Il y aura certainement, dans un premier temps, une augmentation du nombre de consultations, tant pour un contrôle que pour des prestations préventives et des soins. C’est d’ailleurs le but de l’initiative: veiller à ce que la population ait accès et effectue les contrôles et les soins. Grâce à un suivi régulier, à terme, les traitements seront cependant moins invasifs, moins lourd et donc moins coûteux.

Il n’y a aucune raison de croire que les médecin-dentistes et les hygiénistes effectueront des soins inutiles ou pousseront leur patientèle à la consommation.

Quel est l’objectif de la mise en place, en parallèle, d’un réseau de policliniques dentaires régionales ?

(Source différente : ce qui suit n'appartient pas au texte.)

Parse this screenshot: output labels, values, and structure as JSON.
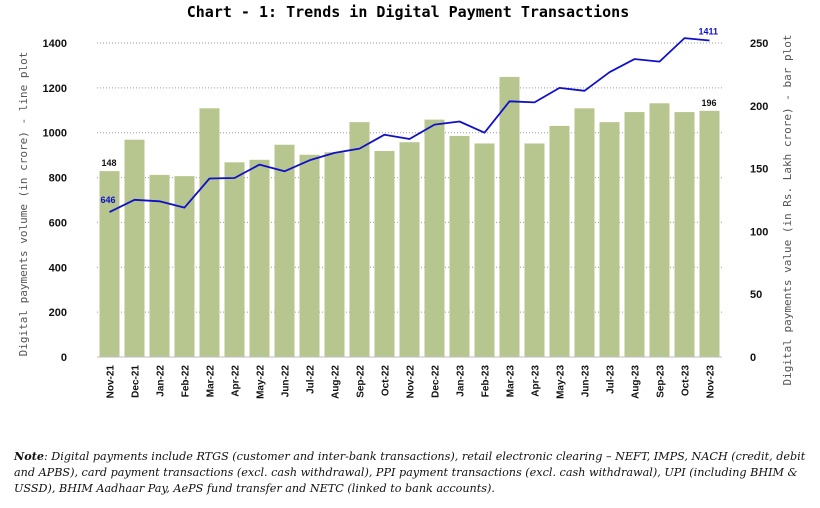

A l’heure actuelle, seule la PMU à Lausanne offre un ensemble de compétences venant en soutien aux praticiens dentaires privés. En particulier, les patients difficiles à traiter, souvent en raison d’une collaboration ardue, sont référés à la PMU. Il peut s’agir de situations qui, simplement, nécessitent plus de temps pour la mise en place du patient, plus de patience pour obtenir sa collaboration, donc des consultations moins « rentables ». Il peut aussi s’agir d’effectuer sous narcose des soins à des patients présentant les problèmes susmentionnés (difficulté de collaboration pour des raisons psychologiques ou démence) ainsi qu’à des enfants en très bas âge.

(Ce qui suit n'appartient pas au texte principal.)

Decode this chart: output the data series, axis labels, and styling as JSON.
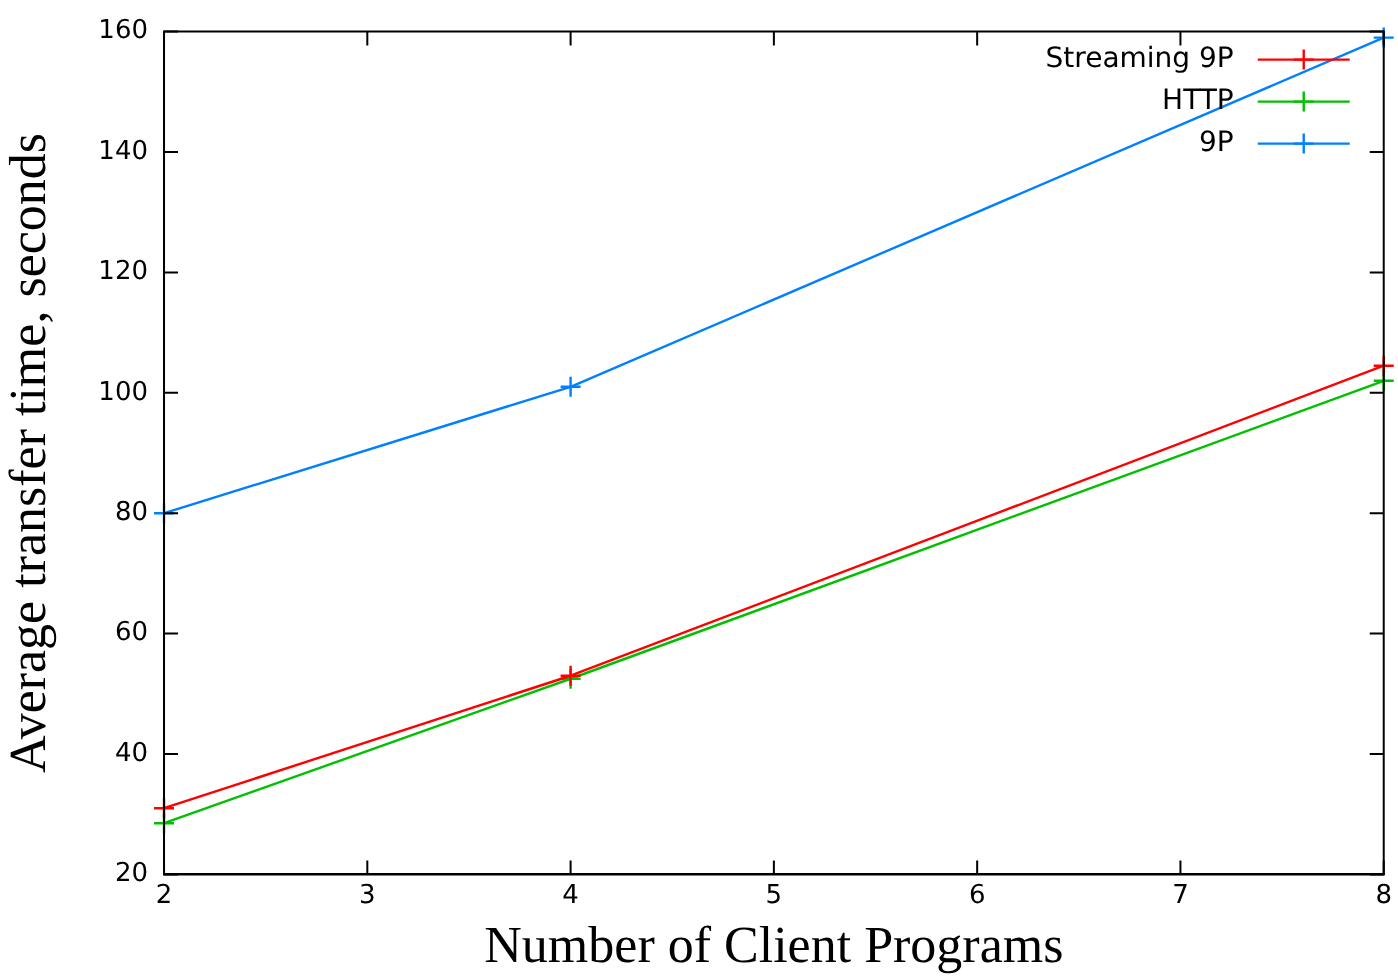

La PMU est aujourd’hui engorgée. Le délai d’attente peut être de trois à quatre mois. La création de policliniques régionales a pour but de pouvoir assumer de telles situations dans différentes parties du canton, déchargeant la PMU mais aussi simplifiant la vie des accompagnants de ces personnes, qu’il n’est pas toujours simple de déplacer à Lausanne.

Ces policliniques n’ont pas pour but de remplacer les médecins, mais bien de leur donner la possibilité d’y référer des personnes dont ils ne peuvent assumer les soins, en particulier ceux qui sont effectués sous narcose.

Avec l’augmentation de l’espérance de vie, il existe de plus en plus de patients polymorbides, dont la prise en charge est impossible en cabinet dentaire, en raison des risques médicaux.

Un financement solidaire

Que prévoit l’initiative en termes de prévention ?

Brigitte Crottaz – Aujourd’hui, l’accent préventif est essentiellement mis sur les enfants et les jeunes. Un dépistage dentaire est organisé durant toute la scolarité obligatoire. Il ne s’agit pas d’un contrôle complet. Il débouche sur des conseils de soins en cas de problèmes objectivés, soins qui sont pris à la charge des parents. De ce fait, nombreux sont les enfants qui reviennent au contrôle l’année suivante, sans que traitement proposé ait été effectué.

L’initiative entend offrir à tous les habitants du canton un contrôle annuel. Une prévention effectuée régulièrement au cours de la vie va permettre d’identifier à un stade précoce un éventuel problème et de le traiter rapidement, de façon moins coûteuse que si l’on avait attendu encore quelques mois ou années. On ne réduit pas la prévention aux seuls enfants et on l’étend aux populations vulnérables, par exemple les personnes en institutions ou hautement dépendantes.

Qu’en est-il de son financement ?

Les primes LAMal sont fixées par tête, indépendamment du revenu, et constituent une injustice sociale criante. De nombreux Vaudois n’arrivent pas à assumer ces primes et sont au bénéfice de subsides, faisant ainsi croître la facture sociale, qui est ensuite décriée par les partis bourgeois. Si la prime LAMal était proportionnelle au salaire, chacun la paierait sans problème et les subsides n’existeraient que pour les personnes à l’aide sociale.

En tablant sur une cotisation salariale, paritaire, on suit le modèle d’une assurance sociale qui favorise la solidarité et permet à chacun d’avoir accès aux soins sans se ruiner.